La maison d’édition et la librairie des voyageurs au long cours
Interview : Stéphane Georis
A beau rire qui va loin
À quelle étape de votre vie le rire s’est-il imposé comme une évidence ?
À 12 ans, comme d’autres collectionnaient les timbres ou les papillons morts, je collectionnais les blagues. J’en avais une boîte à chaussures pleine (calendrier farceur, boutades notées de la radio, coupures de journal...) et mon plaisir parmi mes amis boutonneux était de les faire rire en en lisant quelques-unes. Je me souviens d’un copain beau garçon qui en connaissait autant que moi, mais par cœur, lui ! Les filles riaient plus de son côté, ce qui me rendait un peu jaloux. Mais je suis devenu comédien, clown, amuseur public. Lui s’ennuie derrière un écran d’ordinateur. À chacun son destin.
Le rire permet-il de voir le monde autrement ?

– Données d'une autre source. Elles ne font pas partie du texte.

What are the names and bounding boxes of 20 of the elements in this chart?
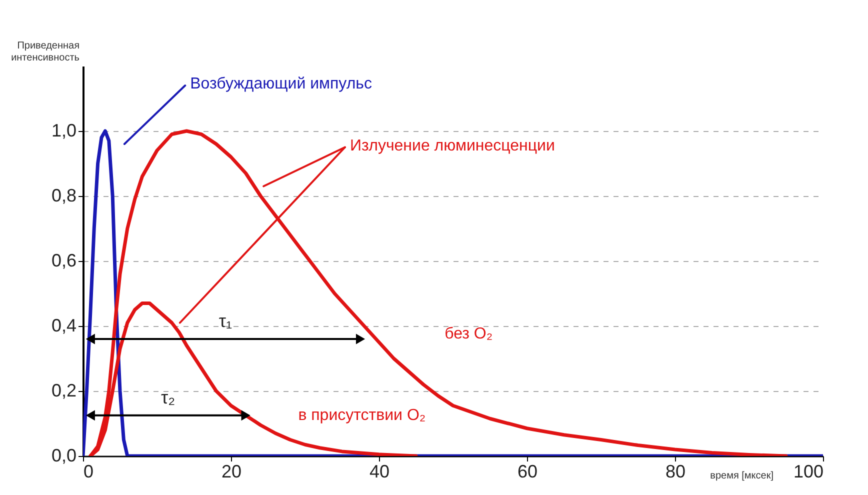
- y-tick-label: 1,0: [51, 120, 76, 140]
- text: без O₂: [444, 326, 493, 342]
- annotation: τ₁: [218, 311, 232, 331]
- series-label: в присутствии O₂: [298, 407, 426, 424]
- y-tick-label: 0,8: [51, 186, 76, 206]
- y-tick-label: 0,4: [51, 316, 76, 336]
- annotation: Излучение люминесценции: [350, 137, 555, 154]
- x-tick-label: 0: [84, 462, 94, 482]
- y-tick-label: 0,6: [51, 250, 76, 270]
- y-tick-label: 0,2: [51, 380, 76, 400]
- annotation: τ₂: [161, 387, 176, 408]
- x-tick-label: 40: [369, 462, 390, 482]
- annotation: Возбуждающий импульс: [190, 76, 372, 92]
- y-tick-label: 0,0: [51, 446, 76, 466]
- x-tick-label: 80: [665, 462, 686, 482]
- x-axis-title: время [мксек]: [710, 470, 774, 482]
- x-tick-label: 60: [517, 462, 538, 482]
- y-axis-title: Приведенная интенсивность: [11, 40, 80, 64]
- x-tick-label: 100: [793, 462, 824, 482]
- x-tick-label: 20: [221, 462, 242, 482]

Certainement. En laissant une différence importante entre le rire et la moquerie. Il ne s’agit jamais de rabaisser quelqu’un ou de l’humilier, j’en parle et les Inuit le savent. Humilier par le rire, c’est blesser le Grand Tout dont chacun fait partie et c’est risquer un retour de bâton du destin, disent-ils. Il s’agit plutôt de trouver dans le rire la complicité avec l’autre, le clin d’œil qui ouvre les cœurs, ce qui réunit et non ce qui sépare. Voyez comme c’est vrai : un humoriste peut faire rire un théâtre entier !
Pensez-vous que l’humour doit s’imposer des limites ?

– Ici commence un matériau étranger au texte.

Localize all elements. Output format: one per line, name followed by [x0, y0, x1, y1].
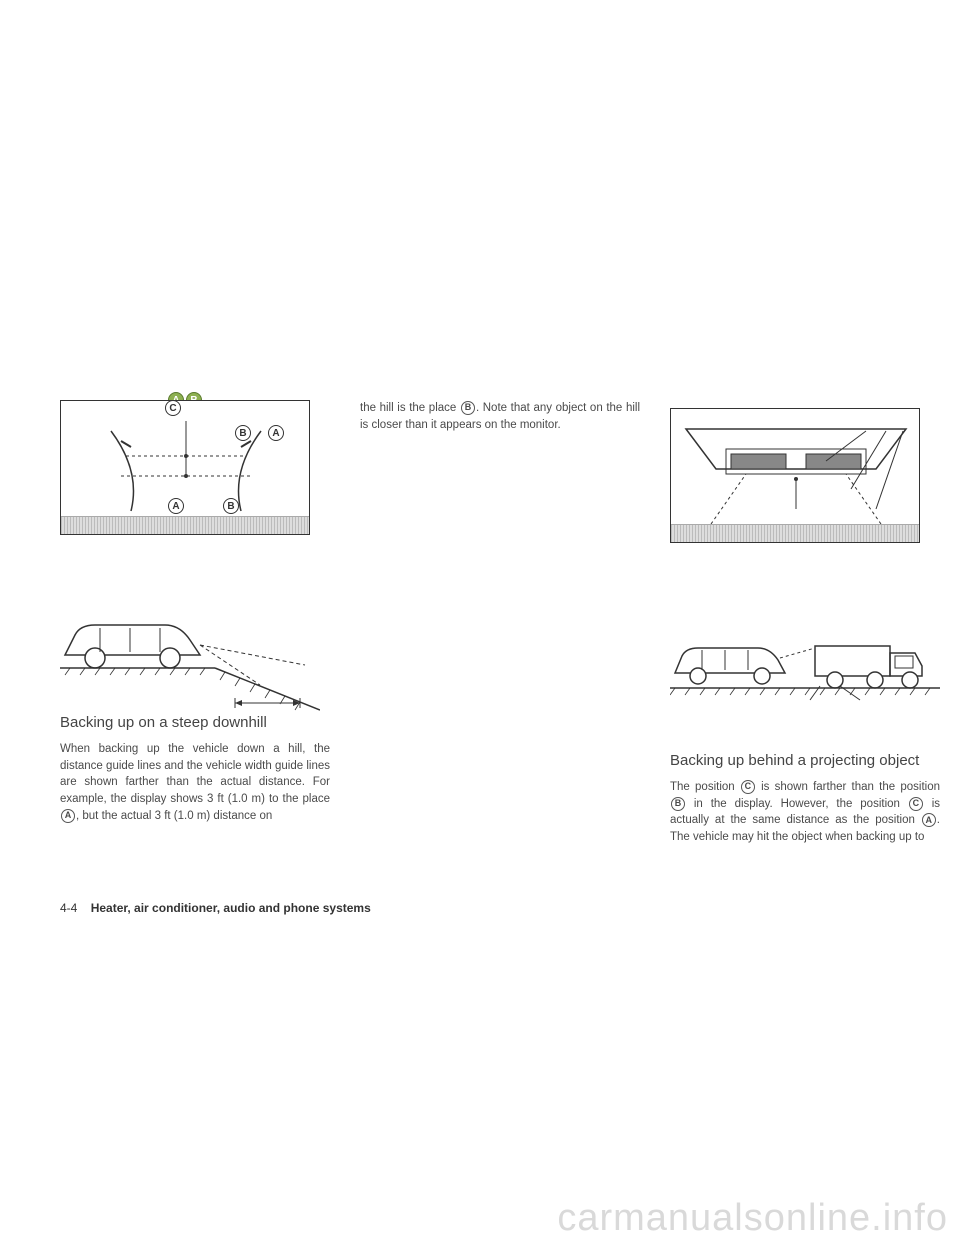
- section-title: Heater, air conditioner, audio and phone…: [91, 901, 371, 915]
- figure-left-bottom: B A: [60, 600, 310, 710]
- monitor-view-projecting: [670, 408, 920, 543]
- page-content: A B: [40, 400, 920, 846]
- page-footer: 4-4 Heater, air conditioner, audio and p…: [60, 901, 371, 915]
- inline-label-a2: A: [922, 813, 936, 827]
- pr-c: in the display. However, the position: [686, 798, 908, 810]
- side-view-downhill: [60, 600, 320, 720]
- label-c-side: C: [165, 400, 181, 416]
- label-a-side: A: [268, 425, 284, 441]
- monitor-view-downhill: [60, 400, 310, 535]
- column-layout: A B: [60, 400, 900, 846]
- watermark-text: carmanualsonline.info: [0, 1191, 960, 1242]
- figure-right-bottom: C A B: [670, 608, 920, 748]
- figure-right-top: C B A: [670, 408, 920, 573]
- pr-b: is shown farther than the position: [756, 781, 940, 793]
- inline-label-c: C: [741, 780, 755, 794]
- para-downhill: When backing up the vehicle down a hill,…: [60, 741, 330, 824]
- side-view-projecting: [670, 608, 940, 733]
- para-downhill-b: , but the actual 3 ft (1.0 m) distance o…: [76, 810, 272, 822]
- inline-label-b2: B: [671, 797, 685, 811]
- label-a-bottom: A: [168, 498, 184, 514]
- page-number: 4-4: [60, 901, 77, 915]
- pr-a: The position: [670, 781, 740, 793]
- para-downhill-a: When backing up the vehicle down a hill,…: [60, 743, 330, 805]
- left-column: A B: [60, 400, 330, 846]
- label-b-side: B: [235, 425, 251, 441]
- heading-projecting: Backing up behind a projecting object: [670, 752, 940, 769]
- para-projecting: The position C is shown farther than the…: [670, 779, 940, 846]
- middle-column: the hill is the place B. Note that any o…: [360, 400, 640, 846]
- right-column: C B A: [670, 400, 940, 846]
- inline-label-a: A: [61, 809, 75, 823]
- para-mid-a: the hill is the place: [360, 402, 460, 414]
- inline-label-c2: C: [909, 797, 923, 811]
- para-mid: the hill is the place B. Note that any o…: [360, 400, 640, 433]
- inline-label-b: B: [461, 401, 475, 415]
- label-b-bottom: B: [223, 498, 239, 514]
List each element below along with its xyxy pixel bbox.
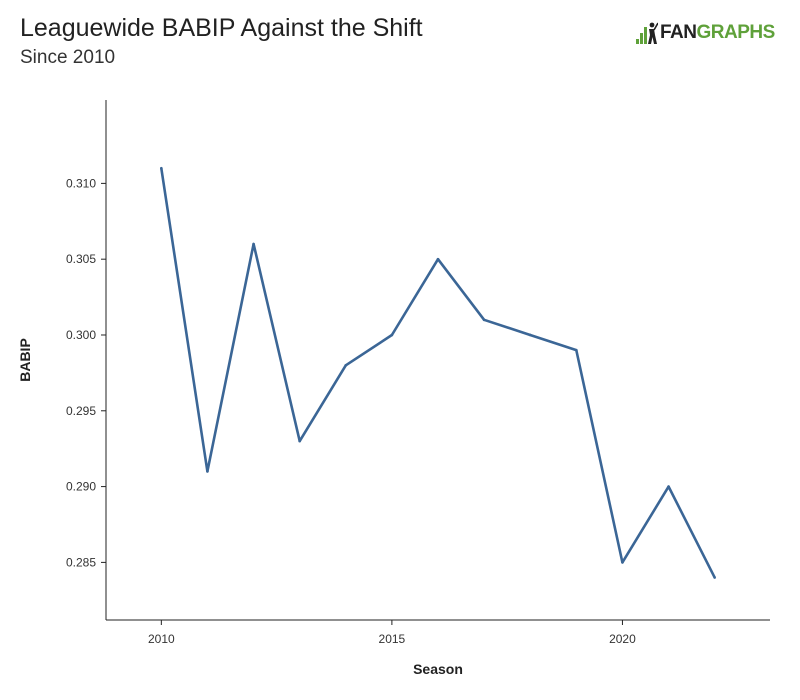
data-point-2019[interactable]: [575, 348, 578, 352]
fangraphs-logo[interactable]: FANGRAPHS: [636, 20, 775, 46]
data-point-2015[interactable]: [390, 333, 394, 337]
logo-text-fan: FAN: [660, 22, 697, 43]
x-axis-title: Season: [413, 661, 463, 677]
data-point-2020[interactable]: [621, 561, 624, 564]
data-point-2013[interactable]: [298, 439, 301, 443]
data-point-2010[interactable]: [160, 166, 163, 170]
fangraphs-logo-icon: [636, 22, 658, 44]
y-tick-label: 0.300: [66, 328, 96, 342]
y-tick-label: 0.295: [66, 404, 96, 418]
x-tick-label: 2015: [379, 632, 406, 646]
y-tick-label: 0.305: [66, 252, 96, 266]
y-tick-label: 0.310: [66, 176, 96, 190]
data-point-2011[interactable]: [206, 470, 209, 473]
chart-title: Leaguewide BABIP Against the Shift: [20, 14, 423, 42]
x-tick-label: 2020: [609, 632, 636, 646]
data-point-2022[interactable]: [713, 576, 716, 579]
data-point-2016[interactable]: [436, 257, 440, 261]
data-point-2017[interactable]: [482, 318, 486, 322]
logo-text-graphs: GRAPHS: [696, 22, 776, 43]
data-point-2018[interactable]: [528, 333, 532, 337]
y-tick-label: 0.290: [66, 480, 96, 494]
x-tick-label: 2010: [148, 632, 175, 646]
data-point-2014[interactable]: [344, 364, 348, 367]
y-tick-label: 0.285: [66, 555, 96, 569]
chart-subtitle: Since 2010: [20, 47, 116, 68]
data-point-2021[interactable]: [667, 485, 670, 488]
y-axis-title: BABIP: [17, 338, 33, 382]
data-point-2012[interactable]: [252, 242, 255, 246]
series-line: [160, 168, 716, 579]
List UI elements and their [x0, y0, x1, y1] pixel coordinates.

Comme le disait Pierre Desproges : oui, on peut rire de tout, mais pas avec n’importe qui. Le côté comique de certaines situations est subjectif. Le film La vita è bella de Benini n’a pas fait rire tout le monde. Il traitait de la Shoah avec un sourire énorme, pour faire passer cette horreur auprès d’un enfant sans troubler sa joie de vivre. Magnifique preuve que le malheur (et quel drame ! quelle horreur était traitée dans ce film, nous sommes d’accord) et les blessures peuvent se soigner avec le rire. Cette subjectivité, je la traite dans mon livre, parlant de blagues de chez nous qui ne font pas rire autour du monde. Un exemple : j’ai utilisé un poulet frais comme marionnette, comme pour parler de la volaille industrielle. Ce qui faisait éclater de rire dans les festivals en France laissait de glace ou faisait gronder les gens qui ont eu faim en Russie ou à Cuba. Là se situe la limite de l’humour : on ne rit pas des mêmes choses avec tout le monde.
En quoi vos voyages vous ont-ils permis de développer cet intérêt pour le rire ?

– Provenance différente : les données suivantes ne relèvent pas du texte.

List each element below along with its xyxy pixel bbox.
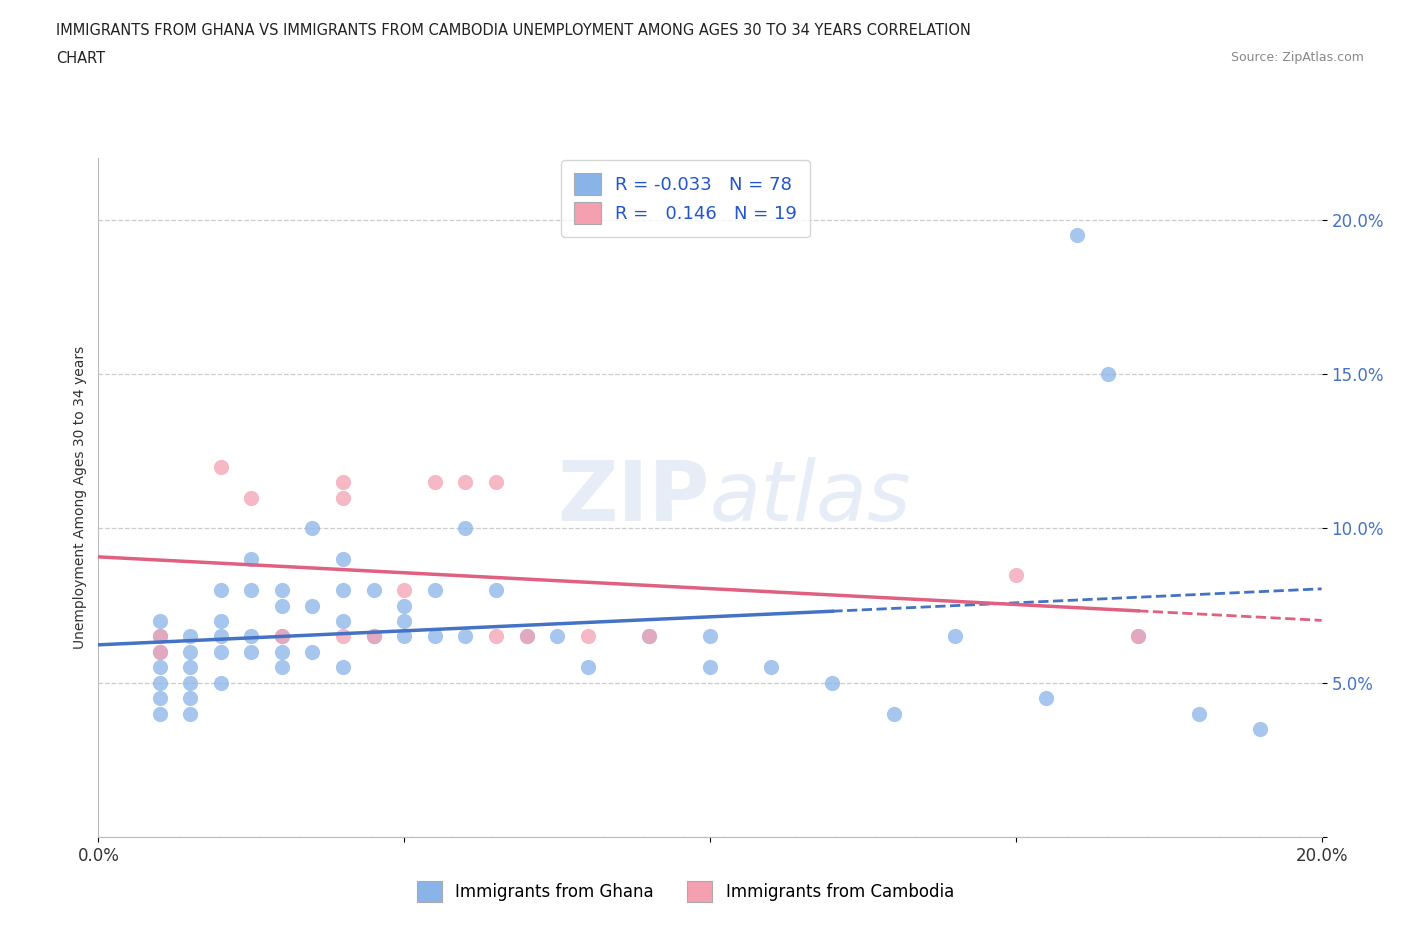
Point bbox=[332, 614, 354, 629]
Point bbox=[270, 598, 292, 613]
Point bbox=[332, 490, 354, 505]
Point bbox=[759, 660, 782, 675]
Point bbox=[270, 644, 292, 659]
Point bbox=[240, 583, 263, 598]
Point bbox=[943, 629, 966, 644]
Point bbox=[485, 583, 508, 598]
Point bbox=[332, 551, 354, 566]
Point bbox=[209, 583, 232, 598]
Point bbox=[179, 691, 201, 706]
Point bbox=[301, 644, 323, 659]
Point bbox=[270, 583, 292, 598]
Text: IMMIGRANTS FROM GHANA VS IMMIGRANTS FROM CAMBODIA UNEMPLOYMENT AMONG AGES 30 TO : IMMIGRANTS FROM GHANA VS IMMIGRANTS FROM… bbox=[56, 23, 972, 38]
Point bbox=[392, 598, 416, 613]
Point bbox=[1128, 629, 1150, 644]
Text: Source: ZipAtlas.com: Source: ZipAtlas.com bbox=[1230, 51, 1364, 64]
Y-axis label: Unemployment Among Ages 30 to 34 years: Unemployment Among Ages 30 to 34 years bbox=[73, 346, 87, 649]
Point bbox=[301, 521, 323, 536]
Point bbox=[1035, 691, 1057, 706]
Point bbox=[1066, 228, 1088, 243]
Point bbox=[485, 474, 508, 489]
Point bbox=[149, 629, 172, 644]
Point bbox=[149, 675, 172, 690]
Point bbox=[363, 629, 385, 644]
Point bbox=[821, 675, 844, 690]
Point bbox=[209, 614, 232, 629]
Point bbox=[454, 474, 477, 489]
Point bbox=[637, 629, 661, 644]
Point bbox=[485, 629, 508, 644]
Point bbox=[149, 644, 172, 659]
Point bbox=[637, 629, 661, 644]
Point bbox=[270, 660, 292, 675]
Point bbox=[454, 629, 477, 644]
Point bbox=[883, 706, 905, 721]
Point bbox=[149, 691, 172, 706]
Point bbox=[240, 629, 263, 644]
Point bbox=[699, 660, 721, 675]
Point bbox=[423, 629, 446, 644]
Point bbox=[209, 644, 232, 659]
Point bbox=[516, 629, 538, 644]
Text: CHART: CHART bbox=[56, 51, 105, 66]
Point bbox=[332, 583, 354, 598]
Point bbox=[149, 660, 172, 675]
Point bbox=[332, 629, 354, 644]
Point bbox=[179, 706, 201, 721]
Point bbox=[1249, 722, 1271, 737]
Point bbox=[179, 644, 201, 659]
Point bbox=[149, 629, 172, 644]
Point bbox=[392, 614, 416, 629]
Point bbox=[240, 551, 263, 566]
Point bbox=[516, 629, 538, 644]
Point bbox=[240, 490, 263, 505]
Point bbox=[209, 459, 232, 474]
Point bbox=[423, 474, 446, 489]
Point bbox=[149, 644, 172, 659]
Point bbox=[270, 629, 292, 644]
Point bbox=[392, 583, 416, 598]
Point bbox=[149, 614, 172, 629]
Point bbox=[1097, 366, 1119, 381]
Point bbox=[240, 644, 263, 659]
Point bbox=[301, 598, 323, 613]
Point bbox=[270, 629, 292, 644]
Point bbox=[179, 660, 201, 675]
Text: atlas: atlas bbox=[710, 457, 911, 538]
Point bbox=[576, 660, 599, 675]
Legend: Immigrants from Ghana, Immigrants from Cambodia: Immigrants from Ghana, Immigrants from C… bbox=[409, 873, 962, 910]
Point bbox=[332, 660, 354, 675]
Point bbox=[546, 629, 568, 644]
Point bbox=[179, 629, 201, 644]
Point bbox=[179, 675, 201, 690]
Point bbox=[209, 629, 232, 644]
Point bbox=[423, 583, 446, 598]
Point bbox=[363, 629, 385, 644]
Point bbox=[699, 629, 721, 644]
Point bbox=[363, 583, 385, 598]
Point bbox=[1188, 706, 1211, 721]
Point bbox=[1128, 629, 1150, 644]
Point bbox=[149, 706, 172, 721]
Point bbox=[1004, 567, 1026, 582]
Point bbox=[209, 675, 232, 690]
Point bbox=[332, 474, 354, 489]
Point bbox=[392, 629, 416, 644]
Text: ZIP: ZIP bbox=[558, 457, 710, 538]
Point bbox=[576, 629, 599, 644]
Point bbox=[454, 521, 477, 536]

C’est très étrange quand on pratique un métier pareil de découvrir les réactions des différents publics. J’en parle aussi : les Finnois qui ne disent rien puis viennent me souffler “On n’a jamais ri autant !” me surprennent. Les Brésiliens entassés qui reviennent à chaque représentation et connaissent mes gags par cœur. Les traductions nécessaires de bruitages qui ne sont pas les nôtres (le coq chante Kirikiki, le bruit Wiwiwiw devient Yayaya...), les gags visuels qui marchent mieux ici qu’ailleurs... la découverte quotidienne de ce métier qui se renouvelle chaque matin n’arrête pas de me surprendre et de m’émerveiller. Ce qui reste universel, c’est le visuel. Se prendre une porte, rater la marche fera rire tout le monde. C’est Jacques Tati et Charlie Chaplin qui avaient raison, plus que de tenter de traduire “Vous marinez chez vos harengs ?”.
Quel film et quelle œuvre littéraire vous font le plus rire ?
Sans aucun doute, Le Cirque de Charlie Chaplin. Je le développe au cours des pages du livre : dans ce film, Chaplin décortique la mécanique du gag. Tombé par hasard sur une piste de cirque poursuivi par un policier, il fait rire la foule. Aussitôt, le directeur l’engage. Mais s’il veut faire rire avec de la tarte à la crème et des costumes de clown, plus rien ne marche. Formidable scène où Charlot passe sans arrêt d’un côté à l’autre de la barrière : il reste sur la piste morne et plat, puis, une fois sur le bord, s’assied à côté de sa chaise et perd son chapeau ! On éclate de rire ! Voilà un chef-d’œuvre qui date de 1927 ! On n’a pas fait mieux depuis.